城上的田豫看着骑在马上看起来很是英武的韩明,再看了看韩明身后的冀州大军,心中异常沉重。
早闻冀州兵强马壮,兵精粮足,如今一看,确实没假。
他们幽州士卒,着甲率不过一成左右,如今经过战乱,甚至还没有一成。
冀州着甲率恐怕两三成。
说白点,冀州只要用戴甲的士卒就能横扫幽州。
其他士卒完全可以当辅兵来用。
但既然自己为北新守将,自然要做好分内之事。
想到这,他上前几步,走到墙旁。
看向韩明,沉声答道:“某为北新守将田豫,足下何人?何故犯我幽州?”
韩明高声回道:“某乃是冀州牧镇北将军韩明,此来幽州,一为救盟友刘幽州,二为报公孙瓒攻我冀州之仇。”
田豫看着韩明,冷声说道:“幽州之事,自有我等幽州人处理,韩冀州何不待幽州事毕,再来幽州不迟?”
韩明心中一动,打算说些事实。
好让田豫松动一下内心。
毕竟田豫也是个懂大义,知大是大非的人。
于是大声说道:
“国让,汝本为幽州人,幽州被公孙瓒祸害如此严重。
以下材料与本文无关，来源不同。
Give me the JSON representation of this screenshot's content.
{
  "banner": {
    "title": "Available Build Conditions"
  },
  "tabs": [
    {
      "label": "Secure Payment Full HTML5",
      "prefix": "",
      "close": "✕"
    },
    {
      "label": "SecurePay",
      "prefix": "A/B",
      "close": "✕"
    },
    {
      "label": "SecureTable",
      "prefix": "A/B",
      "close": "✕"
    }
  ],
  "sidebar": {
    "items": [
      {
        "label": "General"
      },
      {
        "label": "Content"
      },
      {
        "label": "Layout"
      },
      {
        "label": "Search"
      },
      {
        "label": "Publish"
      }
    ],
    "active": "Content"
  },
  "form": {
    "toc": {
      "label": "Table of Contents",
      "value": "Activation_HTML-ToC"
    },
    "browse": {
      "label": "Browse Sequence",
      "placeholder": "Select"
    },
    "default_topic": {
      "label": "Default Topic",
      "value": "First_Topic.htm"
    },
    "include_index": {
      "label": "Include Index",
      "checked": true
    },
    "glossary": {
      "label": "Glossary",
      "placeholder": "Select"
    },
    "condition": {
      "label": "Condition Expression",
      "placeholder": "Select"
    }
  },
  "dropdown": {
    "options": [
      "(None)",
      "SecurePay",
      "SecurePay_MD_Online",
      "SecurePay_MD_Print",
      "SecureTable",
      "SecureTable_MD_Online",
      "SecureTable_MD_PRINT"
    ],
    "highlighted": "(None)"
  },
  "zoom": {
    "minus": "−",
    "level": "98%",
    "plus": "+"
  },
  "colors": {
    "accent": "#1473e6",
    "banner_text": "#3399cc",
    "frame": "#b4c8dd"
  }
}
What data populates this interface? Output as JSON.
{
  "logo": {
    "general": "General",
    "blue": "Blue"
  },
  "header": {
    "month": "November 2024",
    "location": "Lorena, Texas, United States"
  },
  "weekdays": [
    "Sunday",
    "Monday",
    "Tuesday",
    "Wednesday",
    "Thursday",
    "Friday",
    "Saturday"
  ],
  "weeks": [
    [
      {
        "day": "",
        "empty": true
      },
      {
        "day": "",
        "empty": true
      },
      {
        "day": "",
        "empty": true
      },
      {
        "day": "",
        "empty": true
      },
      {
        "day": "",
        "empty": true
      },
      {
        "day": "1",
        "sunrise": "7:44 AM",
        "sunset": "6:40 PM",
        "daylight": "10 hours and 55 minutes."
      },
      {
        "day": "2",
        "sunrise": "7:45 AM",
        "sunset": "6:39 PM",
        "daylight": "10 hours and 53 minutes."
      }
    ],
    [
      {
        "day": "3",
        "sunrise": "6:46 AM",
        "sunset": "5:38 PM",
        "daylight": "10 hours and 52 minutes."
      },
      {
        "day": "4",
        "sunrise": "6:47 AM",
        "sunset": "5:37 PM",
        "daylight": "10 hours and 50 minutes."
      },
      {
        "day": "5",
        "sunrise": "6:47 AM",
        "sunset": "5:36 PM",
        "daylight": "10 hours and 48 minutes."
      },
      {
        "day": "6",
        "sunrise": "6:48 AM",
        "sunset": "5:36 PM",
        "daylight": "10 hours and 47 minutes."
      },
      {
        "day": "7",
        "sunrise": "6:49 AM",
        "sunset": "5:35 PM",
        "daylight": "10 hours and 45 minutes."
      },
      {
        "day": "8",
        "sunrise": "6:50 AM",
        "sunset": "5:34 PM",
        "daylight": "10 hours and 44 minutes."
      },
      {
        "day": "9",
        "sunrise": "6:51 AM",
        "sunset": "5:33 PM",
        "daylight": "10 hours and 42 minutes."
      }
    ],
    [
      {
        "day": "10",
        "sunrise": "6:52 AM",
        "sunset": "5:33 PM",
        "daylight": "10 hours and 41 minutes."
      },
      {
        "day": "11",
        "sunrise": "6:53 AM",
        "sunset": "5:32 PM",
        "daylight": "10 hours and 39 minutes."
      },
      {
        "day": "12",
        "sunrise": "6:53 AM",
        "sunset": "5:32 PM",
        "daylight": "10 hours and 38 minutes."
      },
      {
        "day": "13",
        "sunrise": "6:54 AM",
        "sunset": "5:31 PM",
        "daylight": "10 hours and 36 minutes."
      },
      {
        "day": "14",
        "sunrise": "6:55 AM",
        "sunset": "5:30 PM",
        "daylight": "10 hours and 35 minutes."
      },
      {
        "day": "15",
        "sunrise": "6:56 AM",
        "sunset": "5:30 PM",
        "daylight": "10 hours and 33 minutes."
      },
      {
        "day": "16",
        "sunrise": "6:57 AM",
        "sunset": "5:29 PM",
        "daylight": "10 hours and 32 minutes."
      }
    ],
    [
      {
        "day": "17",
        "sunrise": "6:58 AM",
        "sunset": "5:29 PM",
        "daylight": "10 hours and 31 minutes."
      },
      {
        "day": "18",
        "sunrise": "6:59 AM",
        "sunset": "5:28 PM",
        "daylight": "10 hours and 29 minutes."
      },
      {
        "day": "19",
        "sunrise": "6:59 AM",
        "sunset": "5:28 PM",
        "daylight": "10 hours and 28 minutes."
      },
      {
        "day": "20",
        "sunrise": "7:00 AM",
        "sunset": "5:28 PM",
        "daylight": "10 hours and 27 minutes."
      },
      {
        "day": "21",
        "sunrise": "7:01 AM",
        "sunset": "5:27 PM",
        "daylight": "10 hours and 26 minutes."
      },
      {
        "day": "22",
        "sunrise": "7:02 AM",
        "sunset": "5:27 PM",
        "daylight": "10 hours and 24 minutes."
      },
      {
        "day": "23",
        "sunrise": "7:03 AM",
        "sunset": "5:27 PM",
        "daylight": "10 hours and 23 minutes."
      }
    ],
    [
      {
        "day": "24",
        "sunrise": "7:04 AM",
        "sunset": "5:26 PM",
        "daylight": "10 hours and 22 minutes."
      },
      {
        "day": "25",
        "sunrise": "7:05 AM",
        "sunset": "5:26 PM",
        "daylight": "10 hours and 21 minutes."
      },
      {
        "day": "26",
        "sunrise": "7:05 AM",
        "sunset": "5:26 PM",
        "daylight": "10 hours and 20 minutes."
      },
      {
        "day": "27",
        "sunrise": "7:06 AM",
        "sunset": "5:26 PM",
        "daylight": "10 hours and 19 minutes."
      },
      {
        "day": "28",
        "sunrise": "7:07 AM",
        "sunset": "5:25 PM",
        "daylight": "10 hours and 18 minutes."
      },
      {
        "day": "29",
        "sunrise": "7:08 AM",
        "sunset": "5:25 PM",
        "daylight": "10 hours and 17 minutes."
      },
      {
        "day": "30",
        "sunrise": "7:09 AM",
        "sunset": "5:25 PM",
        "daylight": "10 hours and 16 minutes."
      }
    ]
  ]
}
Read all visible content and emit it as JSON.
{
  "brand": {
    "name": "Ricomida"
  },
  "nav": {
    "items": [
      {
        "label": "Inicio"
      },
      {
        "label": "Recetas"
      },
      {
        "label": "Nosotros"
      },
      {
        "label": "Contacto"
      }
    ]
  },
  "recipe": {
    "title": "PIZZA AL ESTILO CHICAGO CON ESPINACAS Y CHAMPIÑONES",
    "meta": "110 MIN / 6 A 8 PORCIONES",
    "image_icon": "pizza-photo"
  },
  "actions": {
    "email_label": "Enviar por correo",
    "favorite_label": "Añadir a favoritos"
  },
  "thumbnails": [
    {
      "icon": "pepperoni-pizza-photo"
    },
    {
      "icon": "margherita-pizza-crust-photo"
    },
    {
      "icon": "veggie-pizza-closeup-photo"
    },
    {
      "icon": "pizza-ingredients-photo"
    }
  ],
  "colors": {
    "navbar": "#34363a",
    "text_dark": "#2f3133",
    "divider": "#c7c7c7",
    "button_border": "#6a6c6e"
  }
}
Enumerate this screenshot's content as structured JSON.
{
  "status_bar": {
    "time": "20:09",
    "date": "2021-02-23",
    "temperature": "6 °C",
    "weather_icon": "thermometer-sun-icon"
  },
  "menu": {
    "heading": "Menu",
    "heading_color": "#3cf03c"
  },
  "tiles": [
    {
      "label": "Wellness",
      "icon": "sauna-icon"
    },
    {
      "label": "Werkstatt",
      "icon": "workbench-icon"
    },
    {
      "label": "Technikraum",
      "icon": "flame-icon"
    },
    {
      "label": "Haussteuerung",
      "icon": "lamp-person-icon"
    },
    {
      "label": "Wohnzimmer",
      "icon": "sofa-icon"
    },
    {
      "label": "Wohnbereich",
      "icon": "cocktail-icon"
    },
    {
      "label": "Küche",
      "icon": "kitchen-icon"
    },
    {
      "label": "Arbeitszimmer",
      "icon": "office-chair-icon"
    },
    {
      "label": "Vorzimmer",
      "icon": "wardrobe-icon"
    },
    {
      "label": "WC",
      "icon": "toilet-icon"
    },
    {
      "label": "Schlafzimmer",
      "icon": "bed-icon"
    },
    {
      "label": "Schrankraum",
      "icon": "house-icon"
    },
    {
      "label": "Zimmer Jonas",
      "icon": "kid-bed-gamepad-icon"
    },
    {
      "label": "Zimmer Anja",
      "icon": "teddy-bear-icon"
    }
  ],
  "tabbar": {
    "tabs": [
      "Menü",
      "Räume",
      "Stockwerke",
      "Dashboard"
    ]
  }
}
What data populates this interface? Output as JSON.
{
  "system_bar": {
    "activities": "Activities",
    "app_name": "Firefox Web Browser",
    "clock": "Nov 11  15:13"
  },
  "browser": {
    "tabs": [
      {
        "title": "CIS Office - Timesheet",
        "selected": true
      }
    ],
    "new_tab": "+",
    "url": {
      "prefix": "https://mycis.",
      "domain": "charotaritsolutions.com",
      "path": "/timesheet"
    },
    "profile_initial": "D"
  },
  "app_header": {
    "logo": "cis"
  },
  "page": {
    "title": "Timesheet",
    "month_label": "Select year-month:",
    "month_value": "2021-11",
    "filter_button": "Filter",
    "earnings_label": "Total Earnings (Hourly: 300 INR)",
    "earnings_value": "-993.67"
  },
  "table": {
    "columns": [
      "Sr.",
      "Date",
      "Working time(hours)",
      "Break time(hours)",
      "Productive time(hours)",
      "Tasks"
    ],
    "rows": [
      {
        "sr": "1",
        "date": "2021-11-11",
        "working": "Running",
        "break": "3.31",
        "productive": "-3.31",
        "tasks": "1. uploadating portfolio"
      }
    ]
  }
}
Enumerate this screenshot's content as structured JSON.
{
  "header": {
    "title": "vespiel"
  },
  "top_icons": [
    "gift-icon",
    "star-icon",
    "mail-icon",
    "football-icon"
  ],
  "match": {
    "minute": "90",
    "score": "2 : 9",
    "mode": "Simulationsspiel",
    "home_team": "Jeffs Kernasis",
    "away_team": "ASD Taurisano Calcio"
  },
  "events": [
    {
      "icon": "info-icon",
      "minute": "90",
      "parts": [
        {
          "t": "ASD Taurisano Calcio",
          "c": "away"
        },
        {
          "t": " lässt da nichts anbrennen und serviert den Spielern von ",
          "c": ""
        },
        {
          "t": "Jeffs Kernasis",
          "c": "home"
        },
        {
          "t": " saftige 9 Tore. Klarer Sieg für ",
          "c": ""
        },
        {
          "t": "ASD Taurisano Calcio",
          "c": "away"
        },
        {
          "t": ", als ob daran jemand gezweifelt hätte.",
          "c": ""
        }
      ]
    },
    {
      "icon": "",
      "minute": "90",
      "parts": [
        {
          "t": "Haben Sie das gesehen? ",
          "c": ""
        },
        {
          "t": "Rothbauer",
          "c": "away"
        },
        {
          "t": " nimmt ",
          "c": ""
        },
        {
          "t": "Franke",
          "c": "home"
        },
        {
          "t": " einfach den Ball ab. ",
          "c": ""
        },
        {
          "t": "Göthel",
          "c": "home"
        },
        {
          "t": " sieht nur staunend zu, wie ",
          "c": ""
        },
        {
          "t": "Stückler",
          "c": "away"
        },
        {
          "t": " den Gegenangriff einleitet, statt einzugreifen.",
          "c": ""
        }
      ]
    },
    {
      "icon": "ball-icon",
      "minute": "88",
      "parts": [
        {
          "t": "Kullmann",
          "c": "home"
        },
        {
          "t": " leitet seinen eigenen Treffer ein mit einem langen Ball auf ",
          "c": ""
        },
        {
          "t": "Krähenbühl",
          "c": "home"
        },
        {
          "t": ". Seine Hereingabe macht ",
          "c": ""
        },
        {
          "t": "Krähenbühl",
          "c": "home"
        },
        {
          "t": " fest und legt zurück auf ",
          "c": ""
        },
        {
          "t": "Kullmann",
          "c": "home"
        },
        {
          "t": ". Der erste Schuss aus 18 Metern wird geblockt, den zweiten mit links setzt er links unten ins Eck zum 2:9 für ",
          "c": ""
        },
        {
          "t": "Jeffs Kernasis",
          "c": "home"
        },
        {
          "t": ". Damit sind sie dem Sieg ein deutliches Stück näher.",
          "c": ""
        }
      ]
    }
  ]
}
”
“而幽州之主刘使君,更是为公孙瓒所欺,今更是为其所擒。”
“刘使君治幽州,轻徭薄赋,与民休息,以怀柔政策安抚异族,使幽州少生战乱。”
“从而使幽州百姓得以安居乐业。”
“幽州人,无不受刘使君恩泽。”
“可公孙老贼,倒行逆施,挑起战乱,使我冀幽百姓苦不堪言。”
“某今前来,只为救刘使君于水火,为幽州百姓寻一个太平。”
“国让,你乃忠义之士,当明此理。”
“为何还要助纣为虐,替公孙老贼守城?”
田豫听了韩明这番话,顿时眉头紧皱。
韩明说的他自然知道。
再看韩明一副大义凛然的样子,心中闪过一丝动摇。
他自然知道刘虞的仁德,也知道幽州人都喜欢刘虞。
而幽州人大多痛恨公孙瓒的残暴,只是他为公孙瓒属下。
如今更是身为北新守将,职责所在,不得不坚守。
他沉默片刻,对韩明说道:“韩冀州所言虽有理,但今我为北新守将,所谓食君之禄,忠君之事,怎可轻易弃城而降?”
韩明见田豫态度有所缓和,心中暗喜。
田豫这种大才,他自然是想收的。
只要败了公孙瓒,破了北新,然后动之以情,晓之以理,田豫肯定会投降。
但却是面露严肃道:“既然国让执迷不悟,那便休怪我大军破城,玉石俱焚。”
说罢,韩明拨转马头,也不下令攻城,只是吩咐士卒安营扎寨。